Fine Arts students learn from music industry leaders at Grammy Career Day

Collage of pics of high school students wearing bright blue Grammy Career Day t-shirts during workshops
September 26, 2018

Find people who support you. Set attainable goals. Reserve the right to change your mind. Be motivated by doubt. That was just some of the career advice imparted by music industry professionals to Northside Fine Arts students during Grammy Career Day.

Almost 250 students from all high schools were selected to participate in the day-long experience held at Stevens High School. Northside ISD was the only school district in Texas, and one of only five districts in the nation, selected to host a Grammy Career Day this year. The application to participate was submitted two years ago through a highly competitive process.

“It was really inspiring to have the opportunity to meet with these artists who have such an incredible background of experience,” said Gabe Ortega, Warren High School theatre student. “I’ve learned a lot, not only about the music industry, but also being a leader in general and finding motivation from the speakers to pursue my passion in life.”

Students attended four workshops, each focused on a different facet of the music industry – business, creative, production, and technology. The panel discussions were led by executives, agents, songwriters, producers, musicians, engineers, and digital music experts.  

“I learned that while the performance industry, the music industry specifically, may be tough, the experience you get out of it is well worth it,” said Julietta Zarate, Warren High School theatre student. “All of the participants taught me that I should be confident in my future and step into it without hesitation.”

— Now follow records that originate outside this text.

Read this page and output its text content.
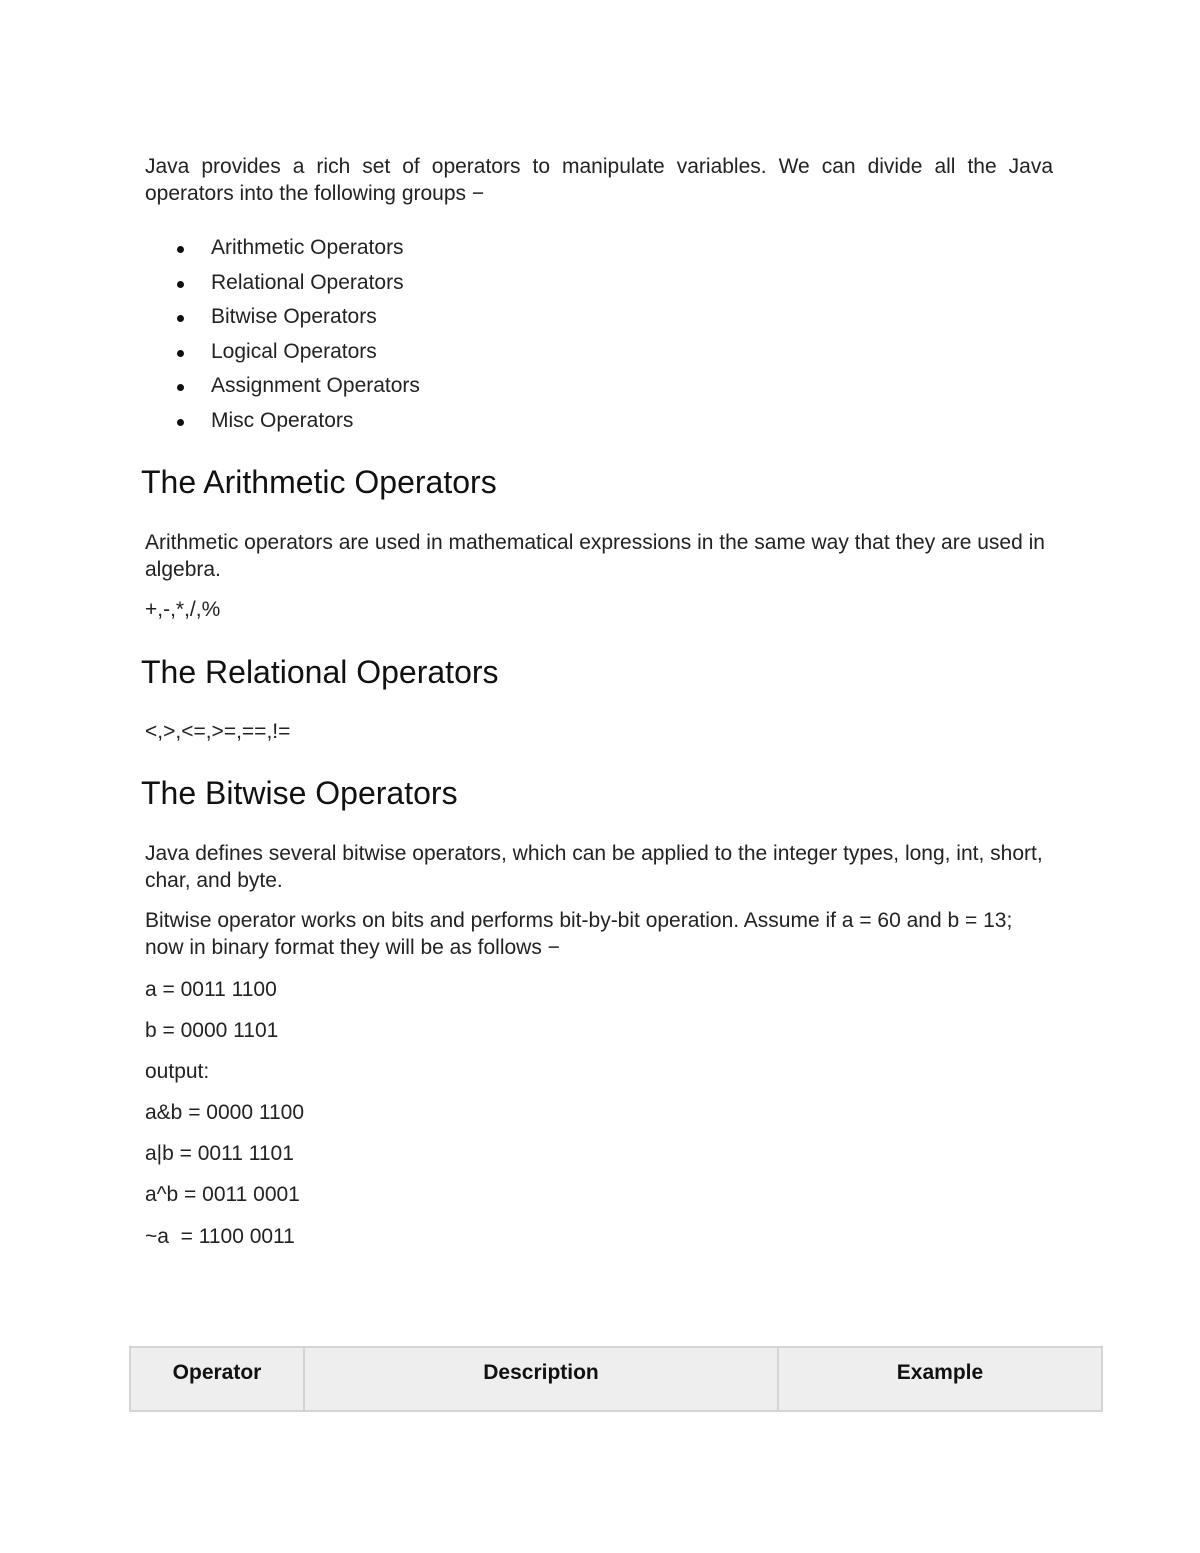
Java provides a rich set of operators to manipulate variables. We can divide all the Java operators into the following groups −

Arithmetic Operators
Relational Operators
Bitwise Operators
Logical Operators
Assignment Operators
Misc Operators
The Arithmetic Operators

Arithmetic operators are used in mathematical expressions in the same way that they are used in algebra.

+,-,*,/,%

The Relational Operators

<,>,<=,>=,==,!=

The Bitwise Operators

Java defines several bitwise operators, which can be applied to the integer types, long, int, short, char, and byte.

Bitwise operator works on bits and performs bit-by-bit operation. Assume if a = 60 and b = 13; now in binary format they will be as follows −

a = 0011 1100

b = 0000 1101

output:

a&b = 0000 1100

a|b = 0011 1101

a^b = 0011 0001

~a  = 1100 0011

Operator	Description	Example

At the end of the day, students were treated to a private concert by songwriter/musician (and former NISD student), Mobley.

“Have people around you that support you and keep you grounded in good and bad,” Mobley told students. “A lot of the work is emotional, but I know this is what I want to do. You have to set small obtainable goals, not ones that are too big like, ‘I want to be famous and win a Grammy.’”

The exposure to a variety of industry leaders also opened students’ eyes to career possibilities that they didn’t even know existed.

“The experience has shown students another avenue to pursue in the music industry, other than the performance side,” said Rod Herrera, assistant band director at Holmes HS.